Entanglement bridges the Danube

30 Jun 2003

Physicists have broken another distance record for demonstrating the quantum properties of light. Markus Aspelmeyer and colleagues at the University of Vienna in Austria have shown that it is possible for two photons to travel a total of 600 metres through free space and still remain “entangled” (M Aspelmeyer et al. 2003 Sciencexpress 1085593). The previous record for entanglement in free space was a few metres.

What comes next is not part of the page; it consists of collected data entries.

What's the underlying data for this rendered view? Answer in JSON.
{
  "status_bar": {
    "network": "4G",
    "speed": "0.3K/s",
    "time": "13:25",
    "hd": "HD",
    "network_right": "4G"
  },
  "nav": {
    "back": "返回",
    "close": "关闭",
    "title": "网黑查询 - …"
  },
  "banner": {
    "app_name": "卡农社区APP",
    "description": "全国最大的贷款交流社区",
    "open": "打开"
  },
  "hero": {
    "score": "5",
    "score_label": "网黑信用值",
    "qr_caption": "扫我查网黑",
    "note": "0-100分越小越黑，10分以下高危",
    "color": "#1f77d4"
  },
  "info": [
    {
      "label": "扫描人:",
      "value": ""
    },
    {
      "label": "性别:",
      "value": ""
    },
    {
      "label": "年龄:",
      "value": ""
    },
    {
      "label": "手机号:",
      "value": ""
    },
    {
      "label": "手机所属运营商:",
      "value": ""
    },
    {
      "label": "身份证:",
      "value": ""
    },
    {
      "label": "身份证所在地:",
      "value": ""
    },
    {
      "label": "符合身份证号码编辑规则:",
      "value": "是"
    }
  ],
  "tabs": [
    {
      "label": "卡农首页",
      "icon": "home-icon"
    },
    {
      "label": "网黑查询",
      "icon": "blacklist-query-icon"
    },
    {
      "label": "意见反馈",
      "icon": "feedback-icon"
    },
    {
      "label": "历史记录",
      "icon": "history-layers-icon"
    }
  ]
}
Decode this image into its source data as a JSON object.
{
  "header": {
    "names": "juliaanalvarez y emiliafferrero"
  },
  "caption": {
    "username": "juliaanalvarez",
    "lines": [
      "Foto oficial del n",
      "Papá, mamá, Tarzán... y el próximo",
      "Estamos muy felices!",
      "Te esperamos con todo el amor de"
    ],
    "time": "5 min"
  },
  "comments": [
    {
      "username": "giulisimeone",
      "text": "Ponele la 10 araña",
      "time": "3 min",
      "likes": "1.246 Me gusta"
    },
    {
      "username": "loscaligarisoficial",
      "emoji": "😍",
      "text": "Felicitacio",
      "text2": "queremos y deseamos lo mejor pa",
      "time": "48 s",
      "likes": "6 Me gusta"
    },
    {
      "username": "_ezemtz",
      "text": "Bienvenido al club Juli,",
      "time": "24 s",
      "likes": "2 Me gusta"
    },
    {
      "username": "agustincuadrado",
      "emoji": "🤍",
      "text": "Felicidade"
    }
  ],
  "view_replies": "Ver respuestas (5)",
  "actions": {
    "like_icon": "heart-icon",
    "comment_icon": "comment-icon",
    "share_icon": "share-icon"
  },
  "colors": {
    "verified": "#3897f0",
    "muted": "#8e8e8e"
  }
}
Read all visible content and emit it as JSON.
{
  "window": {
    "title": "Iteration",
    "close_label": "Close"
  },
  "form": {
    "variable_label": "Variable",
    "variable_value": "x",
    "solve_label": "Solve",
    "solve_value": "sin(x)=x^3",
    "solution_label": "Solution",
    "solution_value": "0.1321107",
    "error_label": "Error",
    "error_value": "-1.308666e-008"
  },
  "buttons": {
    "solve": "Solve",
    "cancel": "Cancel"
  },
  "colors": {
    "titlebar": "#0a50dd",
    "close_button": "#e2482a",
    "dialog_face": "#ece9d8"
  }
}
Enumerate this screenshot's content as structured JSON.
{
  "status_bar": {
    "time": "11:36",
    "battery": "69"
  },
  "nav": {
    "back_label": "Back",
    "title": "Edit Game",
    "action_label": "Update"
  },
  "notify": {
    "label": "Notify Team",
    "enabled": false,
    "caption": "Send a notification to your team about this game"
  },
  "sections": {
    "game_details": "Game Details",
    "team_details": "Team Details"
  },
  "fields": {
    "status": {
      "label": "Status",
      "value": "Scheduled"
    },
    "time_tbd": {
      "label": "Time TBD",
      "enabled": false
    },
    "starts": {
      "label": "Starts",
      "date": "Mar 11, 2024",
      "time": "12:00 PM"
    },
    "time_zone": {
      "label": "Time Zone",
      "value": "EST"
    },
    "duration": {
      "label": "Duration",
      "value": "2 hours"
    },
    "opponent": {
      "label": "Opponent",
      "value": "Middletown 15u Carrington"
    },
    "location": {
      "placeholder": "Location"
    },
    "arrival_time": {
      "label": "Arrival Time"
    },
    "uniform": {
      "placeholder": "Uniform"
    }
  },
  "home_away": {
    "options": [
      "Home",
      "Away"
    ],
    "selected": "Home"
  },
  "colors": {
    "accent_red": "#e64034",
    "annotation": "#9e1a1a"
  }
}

Entanglement is a property of quantum theory that allows two particles to display much stronger correlations than are possible in classical physics. For instance, two photons can be entangled such that if one is vertically polarized, the other is always horizontally polarized. Since the polarization of an individual photon is not known until it is measured, entanglement means that a measurement on one photon will automatically determine the polarization of the other photon — even if it is hundreds of metres away.

This apparent action-at-a-distance led Einstein and other physicists to doubt the validity of quantum theory. However, entanglement has been demonstrated in countless experiments and is now being exploited, along with many of the other counter-intuitive predictions of quantum theory, in the blossoming field of quantum information.

The Vienna team used a crystal with nonlinear optical properties to split photons with a wavelength of 405 nanometres into pairs of photons with wavelengths of 810 nanometres. These photons then passed through optical fibres to “telescopes” that focussed them onto a second pair of telescopes. One of the receiving telescopes was 500 metres away on the opposite side of the Danube, while the other was about 150 metres away. By comparing the photons detected by the two receiving telescopes, the Vienna team was able to confirm that the photons had remained entangled over a distance of 600 metres in free space. There was no direct line of sight between the receiving telescopes.

Entanglement has been demonstrated over distances of up to 10 kilometres with optical fibre, but the losses incurred in such fibres mean that the maximum distance possible will be around 100 kilometres. Free-space techniques offer the possibility of using satellites to extend entanglement to longer distances. However, at present most free-space experiments are carried out at night because the background counts from sunlight are too high.

In similar experiments physicists have been able distribute quantum “keys” for cryptography over distances of 23.4 kilometres in free space and 100 kilometres along optical fibre. These experiments are less difficult than the entanglement experiments in that they involve the transmission and detection of single photons, rather than pairs of photons.